None of those reasons are linked to the ideological direction of the party, but rather our ability to do what a government should be doing – delivering for voters, improving the country and improving individuals’ circumstances.
There has been much discussion about what the future direction of the Conservative Party should be. Narrowing our appeal by rejecting policy or ideas from the traditional centre-right and shunning those who are nearer the centre is a mistake and will only make being re-elected harder.
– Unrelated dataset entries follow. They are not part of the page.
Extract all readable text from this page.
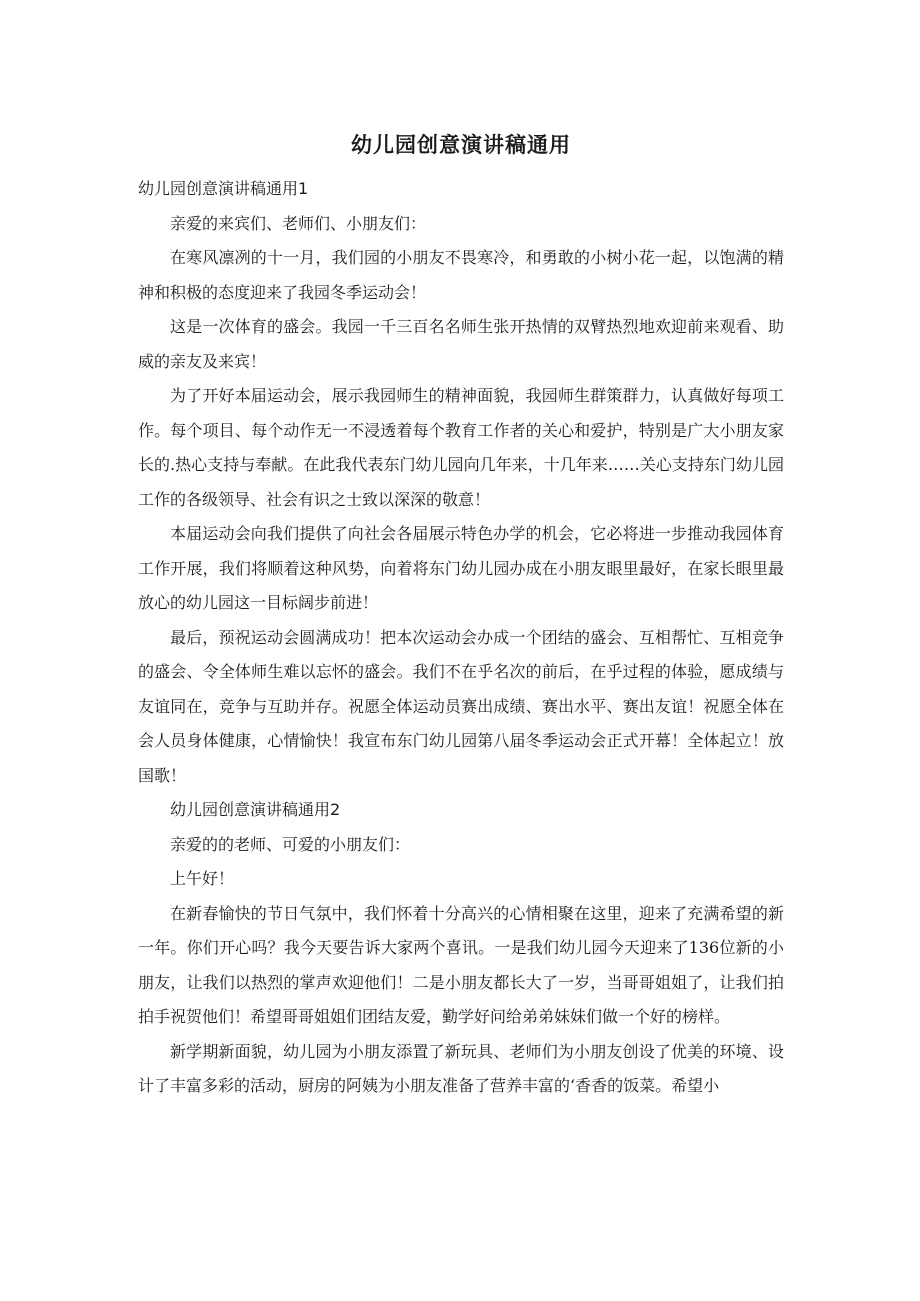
幼儿园创意演讲稿通用

幼儿园创意演讲稿通用1

亲爱的来宾们、老师们、小朋友们：

在寒风凛冽的十一月，我们园的小朋友不畏寒冷，和勇敢的小树小花一起，以饱满的精神和积极的态度迎来了我园冬季运动会！

这是一次体育的盛会。我园一千三百名名师生张开热情的双臂热烈地欢迎前来观看、助威的亲友及来宾！

为了开好本届运动会，展示我园师生的精神面貌，我园师生群策群力，认真做好每项工作。每个项目、每个动作无一不浸透着每个教育工作者的关心和爱护，特别是广大小朋友家长的.热心支持与奉献。在此我代表东门幼儿园向几年来，十几年来……关心支持东门幼儿园工作的各级领导、社会有识之士致以深深的敬意！

本届运动会向我们提供了向社会各届展示特色办学的机会，它必将进一步推动我园体育工作开展，我们将顺着这种风势，向着将东门幼儿园办成在小朋友眼里最好，在家长眼里最放心的幼儿园这一目标阔步前进！

最后，预祝运动会圆满成功！把本次运动会办成一个团结的盛会、互相帮忙、互相竞争的盛会、令全体师生难以忘怀的盛会。我们不在乎名次的前后，在乎过程的体验，愿成绩与友谊同在，竞争与互助并存。祝愿全体运动员赛出成绩、赛出水平、赛出友谊！祝愿全体在会人员身体健康，心情愉快！我宣布东门幼儿园第八届冬季运动会正式开幕！全体起立！放国歌！

幼儿园创意演讲稿通用2

亲爱的的老师、可爱的小朋友们：

上午好！

在新春愉快的节日气氛中，我们怀着十分高兴的心情相聚在这里，迎来了充满希望的新一年。你们开心吗？我今天要告诉大家两个喜讯。一是我们幼儿园今天迎来了136位新的小朋友，让我们以热烈的掌声欢迎他们！二是小朋友都长大了一岁，当哥哥姐姐了，让我们拍拍手祝贺他们！希望哥哥姐姐们团结友爱，勤学好问给弟弟妹妹们做一个好的榜样。

新学期新面貌，幼儿园为小朋友添置了新玩具、老师们为小朋友创设了优美的环境、设计了丰富多彩的活动，厨房的阿姨为小朋友准备了营养丰富的‘香香的饭菜。希望小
The party is better when it is a broad church with mass appeal. Polling for Prosper UK by More in Common identified millions of voters in the centre ground who feel that they are politically homeless and that no party represents them.
So why would we want to ignore this mass of potential voters?
Those who identify as traditional centre-right or as a One Nation Conservative are pragmatic and recognise the centre has shifted, in particular on immigration, and are not trying to remould the party in our image or reject the concerns of certain voters, but rather ensure it remains a broad church, with both sides being listened to.
To help maintain this tradition within the party, a new grassroots initiative – the One Nation Conservative Network – has been established. It wants to help ensure the party remains a broad church through a focus on the grassroots, activists and councillors, and supporting candidates during election campaigns. Additionally, we want to bring One Nation Conservative ideas outside of Westminster and show how they can benefit voters at a local level.
One Nation Conservatism plays an important role in ensuring that the party remains rooted in its historic mission to govern responsibly and for the whole nation. From Disraeli’s warning of a divided society to the principles set out in the 1945 manifesto, the Conservative tradition has long recognised the importance of social responsibility.
At a time of economic uncertainty and social division such as we are currently experiencing, accommodating this strand of Conservatism will help ensure that the party speaks not only to one section of the country, but the whole country.